Of the 4 million Syrians who’ve fled since their country’s civil war began in 2011, the vast majority have crowded into Jordan, Turkey, and Lebanon. Poor, arid Jordan hosts more than 600,000 refugees, who are sorely taxing housing markets and thirstily tapping the country’s rapidly declining water resources. Turkey’s refugee population has skyrocketed this year to almost 2 million. Worst off, perhaps, is tiny Lebanon: 1.1 million Syrians have joined a preexisting population of over 400,000 Palestinian asylum seekers. Today in Lebanon, roughly one in four people is a refugee.

Syria’s neighbors lack the financial wherewithal to handle this burden: Jordan, Turkey, and Lebanon have a combined population of 86 million and a nominal GDP of roughly $900 billion. As a point of comparison, the EU boasts a population of half a billion and a GDP of $18.4 trillion.

Perhaps Syria’s neighbors could accommodate the region’s massive displacement, given proper help. But while humanitarian aid has flowed to the region from the West, by most accounts it is insufficient. According to UNHCR, the UN’s refugee agency, the humanitarian needs of the region’s displaced Syrians tops $4.5 billion this year. International donors have only pledged about 37% of that. Little wonder, say some critics, that refugees are abandoning under-resourced camps in search of a new life in wealthy Europe.

Of course, there are reasons for Europe’s hesitation to take them: a lack of capacity to handle thousands of asylum seekers, for instance, and security concerns, particularly in the aftermath of the Paris and Copenhagen terrorist attacks earlier this year. But some of the opposition is more nationalist and cultural in flavor. In the Czech Republic, Poland, and Slovakia, thousands of protesters have flocked to demonstrations, opposing migration and chanting anti-Islamic slogans. Banners read GO HOME and ISLAM IS DEATH. Hungary’s Prime Minister, Viktor Orban, has opposed accepting Muslim refugees on religious and cultural grounds, citing his country’s occupation by the Ottoman Empire in the 16th and 17th centuries. Slovakia, similarly, has decided to only accept Christian Syrians.

 

According to the Council on Foreign Relations, the bloc’s inability to craft a comprehensive response to the refugee influx echoes the dynamics of the European debt crisis, in which national interests have taken precedence over collective concerns.

But in this current atmosphere, too little is made of the opportunity presented by the migrants and refugees heading to Europe by train, truck, and raft. Among the refugees attempting to get in are the remnants of Syria’s middle class: doctors, engineers, and teachers fleeing Assad’s barrel bombs in Aleppo, or the reign of terror ushered in by the Islamic State. They bring vitality and opportunity to an aging European continent that badly needs it.
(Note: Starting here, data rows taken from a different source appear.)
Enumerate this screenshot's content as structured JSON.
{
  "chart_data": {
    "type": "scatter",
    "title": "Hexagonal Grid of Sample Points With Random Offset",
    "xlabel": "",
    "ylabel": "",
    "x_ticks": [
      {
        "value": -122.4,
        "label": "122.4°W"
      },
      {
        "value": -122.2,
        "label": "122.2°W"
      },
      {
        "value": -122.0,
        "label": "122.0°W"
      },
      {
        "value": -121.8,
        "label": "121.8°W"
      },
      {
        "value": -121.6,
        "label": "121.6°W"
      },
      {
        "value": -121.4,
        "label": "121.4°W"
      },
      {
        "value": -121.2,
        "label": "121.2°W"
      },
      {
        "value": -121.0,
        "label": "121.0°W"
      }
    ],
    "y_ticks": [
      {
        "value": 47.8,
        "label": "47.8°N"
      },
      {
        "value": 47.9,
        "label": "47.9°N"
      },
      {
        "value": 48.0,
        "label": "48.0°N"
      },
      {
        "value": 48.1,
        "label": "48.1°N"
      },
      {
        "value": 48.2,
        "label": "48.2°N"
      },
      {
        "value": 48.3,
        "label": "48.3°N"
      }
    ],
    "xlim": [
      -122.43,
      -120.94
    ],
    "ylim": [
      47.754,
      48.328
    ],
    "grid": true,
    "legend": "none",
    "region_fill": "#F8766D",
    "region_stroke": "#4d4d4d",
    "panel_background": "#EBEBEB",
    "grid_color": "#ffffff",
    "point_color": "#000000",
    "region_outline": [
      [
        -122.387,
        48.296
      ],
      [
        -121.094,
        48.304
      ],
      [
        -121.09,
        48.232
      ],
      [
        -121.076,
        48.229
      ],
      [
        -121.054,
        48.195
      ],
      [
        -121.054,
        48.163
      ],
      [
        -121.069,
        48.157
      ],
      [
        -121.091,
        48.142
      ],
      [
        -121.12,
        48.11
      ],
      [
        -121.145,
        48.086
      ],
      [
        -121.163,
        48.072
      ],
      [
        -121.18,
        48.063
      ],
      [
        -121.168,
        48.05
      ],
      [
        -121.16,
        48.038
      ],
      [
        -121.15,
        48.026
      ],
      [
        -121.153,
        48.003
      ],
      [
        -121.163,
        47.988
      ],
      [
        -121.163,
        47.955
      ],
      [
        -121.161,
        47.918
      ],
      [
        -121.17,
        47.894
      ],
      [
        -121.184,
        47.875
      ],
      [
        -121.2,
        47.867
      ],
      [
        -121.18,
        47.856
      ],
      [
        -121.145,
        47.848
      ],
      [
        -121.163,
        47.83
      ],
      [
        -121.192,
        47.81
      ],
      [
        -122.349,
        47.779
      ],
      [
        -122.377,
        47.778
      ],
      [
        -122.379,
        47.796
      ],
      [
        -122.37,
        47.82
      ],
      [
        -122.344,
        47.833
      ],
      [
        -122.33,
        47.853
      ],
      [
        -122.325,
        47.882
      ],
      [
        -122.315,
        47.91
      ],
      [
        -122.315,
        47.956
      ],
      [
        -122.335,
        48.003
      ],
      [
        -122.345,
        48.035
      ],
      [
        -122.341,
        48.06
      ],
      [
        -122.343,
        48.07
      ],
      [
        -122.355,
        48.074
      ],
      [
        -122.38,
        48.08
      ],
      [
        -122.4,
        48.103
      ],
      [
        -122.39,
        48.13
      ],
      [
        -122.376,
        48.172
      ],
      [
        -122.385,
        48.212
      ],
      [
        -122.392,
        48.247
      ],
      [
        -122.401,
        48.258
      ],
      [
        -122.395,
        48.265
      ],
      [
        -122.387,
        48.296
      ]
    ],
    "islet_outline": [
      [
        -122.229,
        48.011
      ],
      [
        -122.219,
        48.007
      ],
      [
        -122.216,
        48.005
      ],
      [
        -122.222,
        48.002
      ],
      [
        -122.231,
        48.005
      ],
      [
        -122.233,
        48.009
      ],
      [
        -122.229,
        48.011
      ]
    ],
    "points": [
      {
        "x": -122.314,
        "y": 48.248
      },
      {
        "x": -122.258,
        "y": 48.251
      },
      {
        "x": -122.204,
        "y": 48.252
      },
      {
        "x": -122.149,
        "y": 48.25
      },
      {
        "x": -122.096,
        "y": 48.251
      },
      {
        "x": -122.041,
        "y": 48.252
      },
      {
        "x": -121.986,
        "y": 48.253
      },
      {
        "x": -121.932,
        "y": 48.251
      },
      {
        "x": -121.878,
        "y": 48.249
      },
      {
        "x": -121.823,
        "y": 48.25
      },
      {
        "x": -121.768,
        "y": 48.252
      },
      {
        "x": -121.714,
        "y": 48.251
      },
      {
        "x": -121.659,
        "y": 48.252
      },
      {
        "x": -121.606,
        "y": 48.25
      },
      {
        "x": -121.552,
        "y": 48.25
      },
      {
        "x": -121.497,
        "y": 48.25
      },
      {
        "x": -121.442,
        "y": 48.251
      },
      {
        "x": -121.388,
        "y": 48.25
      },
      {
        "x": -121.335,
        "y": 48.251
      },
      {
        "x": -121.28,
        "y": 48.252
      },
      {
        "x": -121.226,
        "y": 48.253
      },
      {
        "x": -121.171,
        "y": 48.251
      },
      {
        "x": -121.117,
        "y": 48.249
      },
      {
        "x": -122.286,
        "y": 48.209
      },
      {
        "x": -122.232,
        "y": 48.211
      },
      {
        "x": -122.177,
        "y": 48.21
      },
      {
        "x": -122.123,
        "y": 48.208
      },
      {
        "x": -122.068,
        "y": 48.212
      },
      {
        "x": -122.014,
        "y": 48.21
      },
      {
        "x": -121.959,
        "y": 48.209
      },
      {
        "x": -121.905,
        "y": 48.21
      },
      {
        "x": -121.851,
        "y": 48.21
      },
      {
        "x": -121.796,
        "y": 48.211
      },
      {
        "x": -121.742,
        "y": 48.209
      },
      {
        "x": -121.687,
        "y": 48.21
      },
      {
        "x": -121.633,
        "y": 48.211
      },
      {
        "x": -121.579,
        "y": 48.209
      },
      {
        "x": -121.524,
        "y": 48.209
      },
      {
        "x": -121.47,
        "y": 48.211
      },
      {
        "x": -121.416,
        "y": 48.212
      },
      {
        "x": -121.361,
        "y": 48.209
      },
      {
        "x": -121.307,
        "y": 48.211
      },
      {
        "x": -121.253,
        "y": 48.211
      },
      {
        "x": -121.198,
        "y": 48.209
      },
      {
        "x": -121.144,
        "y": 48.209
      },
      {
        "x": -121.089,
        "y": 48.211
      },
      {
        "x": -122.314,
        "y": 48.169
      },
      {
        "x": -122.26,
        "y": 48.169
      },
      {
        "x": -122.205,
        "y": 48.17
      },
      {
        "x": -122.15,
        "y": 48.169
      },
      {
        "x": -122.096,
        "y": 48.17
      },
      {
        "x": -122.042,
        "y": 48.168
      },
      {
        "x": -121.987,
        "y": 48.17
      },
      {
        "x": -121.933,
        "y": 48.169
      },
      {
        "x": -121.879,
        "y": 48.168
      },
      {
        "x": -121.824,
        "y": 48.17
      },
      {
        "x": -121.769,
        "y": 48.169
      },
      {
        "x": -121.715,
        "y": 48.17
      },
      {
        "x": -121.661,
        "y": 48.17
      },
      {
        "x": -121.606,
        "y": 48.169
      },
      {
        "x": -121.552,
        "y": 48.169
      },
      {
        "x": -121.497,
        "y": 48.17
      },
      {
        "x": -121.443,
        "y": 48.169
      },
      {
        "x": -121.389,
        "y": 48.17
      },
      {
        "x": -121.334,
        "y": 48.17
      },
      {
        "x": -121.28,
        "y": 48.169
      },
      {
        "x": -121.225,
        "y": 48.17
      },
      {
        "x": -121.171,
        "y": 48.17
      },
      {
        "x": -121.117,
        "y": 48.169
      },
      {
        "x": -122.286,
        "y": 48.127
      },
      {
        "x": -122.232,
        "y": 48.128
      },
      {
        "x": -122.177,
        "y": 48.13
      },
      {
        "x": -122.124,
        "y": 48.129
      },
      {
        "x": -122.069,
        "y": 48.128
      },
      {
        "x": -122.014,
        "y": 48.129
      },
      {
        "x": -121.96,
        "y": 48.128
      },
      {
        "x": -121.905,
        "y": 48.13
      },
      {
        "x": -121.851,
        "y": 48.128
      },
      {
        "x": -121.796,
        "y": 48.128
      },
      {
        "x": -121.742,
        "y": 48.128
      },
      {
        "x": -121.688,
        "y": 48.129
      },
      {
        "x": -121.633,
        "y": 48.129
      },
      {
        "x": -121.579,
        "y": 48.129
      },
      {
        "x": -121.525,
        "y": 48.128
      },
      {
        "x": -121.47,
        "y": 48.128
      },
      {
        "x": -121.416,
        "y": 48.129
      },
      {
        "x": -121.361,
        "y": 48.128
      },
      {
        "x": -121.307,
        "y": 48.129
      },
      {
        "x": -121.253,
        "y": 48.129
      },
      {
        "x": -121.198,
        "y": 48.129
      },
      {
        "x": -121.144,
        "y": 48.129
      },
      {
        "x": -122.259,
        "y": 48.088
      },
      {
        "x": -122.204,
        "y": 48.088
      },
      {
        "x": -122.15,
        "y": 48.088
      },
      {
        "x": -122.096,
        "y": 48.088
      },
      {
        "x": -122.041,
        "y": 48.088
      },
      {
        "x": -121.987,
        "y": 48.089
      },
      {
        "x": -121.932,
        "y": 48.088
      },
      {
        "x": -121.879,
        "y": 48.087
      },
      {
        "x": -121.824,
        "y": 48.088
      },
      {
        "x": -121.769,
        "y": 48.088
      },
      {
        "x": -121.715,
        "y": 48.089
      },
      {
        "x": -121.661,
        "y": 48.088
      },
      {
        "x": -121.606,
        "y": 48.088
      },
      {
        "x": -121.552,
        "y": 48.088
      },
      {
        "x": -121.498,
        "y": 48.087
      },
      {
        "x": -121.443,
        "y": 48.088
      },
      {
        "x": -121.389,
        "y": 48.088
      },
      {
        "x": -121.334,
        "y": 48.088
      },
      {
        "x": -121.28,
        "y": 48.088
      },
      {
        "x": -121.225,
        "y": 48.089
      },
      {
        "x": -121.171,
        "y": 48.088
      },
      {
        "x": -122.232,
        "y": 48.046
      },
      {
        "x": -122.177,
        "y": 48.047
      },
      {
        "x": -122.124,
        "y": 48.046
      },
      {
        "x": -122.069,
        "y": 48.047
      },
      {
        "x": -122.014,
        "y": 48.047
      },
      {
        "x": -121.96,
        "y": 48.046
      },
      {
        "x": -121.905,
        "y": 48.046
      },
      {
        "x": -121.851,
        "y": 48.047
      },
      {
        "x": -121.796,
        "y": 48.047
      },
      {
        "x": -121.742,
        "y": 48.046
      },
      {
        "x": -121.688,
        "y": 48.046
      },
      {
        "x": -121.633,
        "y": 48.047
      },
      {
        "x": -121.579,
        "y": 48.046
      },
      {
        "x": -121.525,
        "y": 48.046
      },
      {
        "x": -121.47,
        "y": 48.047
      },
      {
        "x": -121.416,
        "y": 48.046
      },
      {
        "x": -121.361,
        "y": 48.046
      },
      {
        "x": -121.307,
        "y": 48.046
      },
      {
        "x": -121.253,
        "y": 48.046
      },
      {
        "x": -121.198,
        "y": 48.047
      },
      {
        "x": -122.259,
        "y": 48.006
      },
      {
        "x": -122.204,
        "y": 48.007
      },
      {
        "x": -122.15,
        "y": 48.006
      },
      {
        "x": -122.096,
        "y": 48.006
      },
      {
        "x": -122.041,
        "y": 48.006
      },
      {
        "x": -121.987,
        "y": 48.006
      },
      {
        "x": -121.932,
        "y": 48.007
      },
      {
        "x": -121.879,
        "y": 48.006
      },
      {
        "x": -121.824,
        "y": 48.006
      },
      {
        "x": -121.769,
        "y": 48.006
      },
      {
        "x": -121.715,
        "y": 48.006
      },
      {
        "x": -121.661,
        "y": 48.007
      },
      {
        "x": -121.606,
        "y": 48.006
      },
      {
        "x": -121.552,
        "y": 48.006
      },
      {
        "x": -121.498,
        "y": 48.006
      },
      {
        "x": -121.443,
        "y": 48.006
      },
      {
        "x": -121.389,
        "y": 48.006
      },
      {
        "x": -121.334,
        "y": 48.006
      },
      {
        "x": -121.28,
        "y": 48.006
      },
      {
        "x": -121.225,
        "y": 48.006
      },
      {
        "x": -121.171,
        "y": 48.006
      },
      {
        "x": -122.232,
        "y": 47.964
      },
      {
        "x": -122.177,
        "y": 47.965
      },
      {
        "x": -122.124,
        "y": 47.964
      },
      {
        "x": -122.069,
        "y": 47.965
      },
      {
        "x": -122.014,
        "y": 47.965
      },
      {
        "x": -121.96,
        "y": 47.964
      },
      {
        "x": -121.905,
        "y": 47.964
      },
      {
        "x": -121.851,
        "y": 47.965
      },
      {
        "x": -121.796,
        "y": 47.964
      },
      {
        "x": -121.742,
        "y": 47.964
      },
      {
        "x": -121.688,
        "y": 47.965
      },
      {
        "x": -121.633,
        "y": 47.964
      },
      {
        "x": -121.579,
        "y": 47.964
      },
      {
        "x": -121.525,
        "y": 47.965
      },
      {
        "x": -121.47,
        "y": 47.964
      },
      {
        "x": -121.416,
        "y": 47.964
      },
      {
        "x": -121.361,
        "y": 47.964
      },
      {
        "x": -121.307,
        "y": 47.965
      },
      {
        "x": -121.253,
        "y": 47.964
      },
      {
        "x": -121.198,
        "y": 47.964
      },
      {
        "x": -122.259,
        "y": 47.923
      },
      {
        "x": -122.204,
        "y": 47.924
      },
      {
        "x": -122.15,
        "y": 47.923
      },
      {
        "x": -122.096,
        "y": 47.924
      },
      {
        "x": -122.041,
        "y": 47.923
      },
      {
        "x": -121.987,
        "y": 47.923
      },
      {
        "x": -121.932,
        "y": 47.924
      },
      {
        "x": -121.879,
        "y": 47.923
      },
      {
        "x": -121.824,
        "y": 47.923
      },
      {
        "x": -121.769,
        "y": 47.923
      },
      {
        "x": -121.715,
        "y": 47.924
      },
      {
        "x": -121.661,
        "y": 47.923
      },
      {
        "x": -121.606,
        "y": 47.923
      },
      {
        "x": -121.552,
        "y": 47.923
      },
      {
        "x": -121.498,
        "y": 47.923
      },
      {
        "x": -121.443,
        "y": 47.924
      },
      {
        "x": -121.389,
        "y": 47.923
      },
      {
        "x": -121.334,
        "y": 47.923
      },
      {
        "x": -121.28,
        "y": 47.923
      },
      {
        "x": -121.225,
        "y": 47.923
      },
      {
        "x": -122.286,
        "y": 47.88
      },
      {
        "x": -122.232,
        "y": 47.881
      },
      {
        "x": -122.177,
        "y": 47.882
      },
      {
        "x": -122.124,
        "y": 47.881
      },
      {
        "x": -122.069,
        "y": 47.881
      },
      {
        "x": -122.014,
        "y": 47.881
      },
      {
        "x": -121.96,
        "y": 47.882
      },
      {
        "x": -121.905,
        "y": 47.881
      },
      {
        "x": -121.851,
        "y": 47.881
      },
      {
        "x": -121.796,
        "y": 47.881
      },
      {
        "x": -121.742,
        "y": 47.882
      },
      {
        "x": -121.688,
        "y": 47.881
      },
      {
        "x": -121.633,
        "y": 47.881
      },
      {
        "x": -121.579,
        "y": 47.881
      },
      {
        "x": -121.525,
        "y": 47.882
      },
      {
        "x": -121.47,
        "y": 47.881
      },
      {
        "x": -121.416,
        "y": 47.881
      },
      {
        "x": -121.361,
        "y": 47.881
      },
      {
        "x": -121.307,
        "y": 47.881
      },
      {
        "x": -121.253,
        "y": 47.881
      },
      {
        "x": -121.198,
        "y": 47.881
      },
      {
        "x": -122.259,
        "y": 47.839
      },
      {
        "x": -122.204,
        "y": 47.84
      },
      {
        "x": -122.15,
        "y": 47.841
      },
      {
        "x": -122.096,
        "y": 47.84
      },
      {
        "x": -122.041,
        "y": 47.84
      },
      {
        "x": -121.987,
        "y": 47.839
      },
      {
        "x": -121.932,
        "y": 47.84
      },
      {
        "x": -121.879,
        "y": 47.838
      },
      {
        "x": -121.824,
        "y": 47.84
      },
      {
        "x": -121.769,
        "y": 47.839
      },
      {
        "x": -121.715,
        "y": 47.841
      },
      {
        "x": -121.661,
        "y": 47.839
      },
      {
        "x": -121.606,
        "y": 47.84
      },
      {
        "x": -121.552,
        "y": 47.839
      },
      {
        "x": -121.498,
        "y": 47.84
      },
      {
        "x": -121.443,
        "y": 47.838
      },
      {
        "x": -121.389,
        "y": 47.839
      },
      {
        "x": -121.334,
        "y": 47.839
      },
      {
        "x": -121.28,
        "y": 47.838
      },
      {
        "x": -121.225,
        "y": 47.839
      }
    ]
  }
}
According to the European Commission, the graying of Europe is among the EU’s most serious social and economic challenges. More than one-fifth of Europeans will be 65 or older by 2025, placing great strain on social services and health care.

Integrating young migrants could provide a much-needed demographic boost. And unlike Jordan, Turkey, or Lebanon, Europe has far more resources to integrate them. As reported by CNBC, Pierre Moscovici, European commissioner for economic and financial affairs, has stated that the current migration and refugee crisis should not just be seen in terms of cost, but opportunity.

“It is also a resource—a human resource,” Moscovici said. “Our countries need migration … the economic impact should not just be looked at in a negative way as populists would have it.”

According to the Financial Times, Wolfgang Schäuble, Germany’s finance minister, takes a similarly warm view: The short-term costs are manageable, while the long-term benefits are potentially substantial. Migrants are, generally, a boon to labor markets. Moreover, they pay out more to the state than they take in services, according to separate pieces of research by the OECD and the Centre for European Economic Research.

In light of Europe’s anemic economic recovery, the current refugee crisis, while founded in misery, may be vital to the EU’s future. The data, at least, are supportive. But in facing down the tide of panic that grips many EU states, good data may not be enough.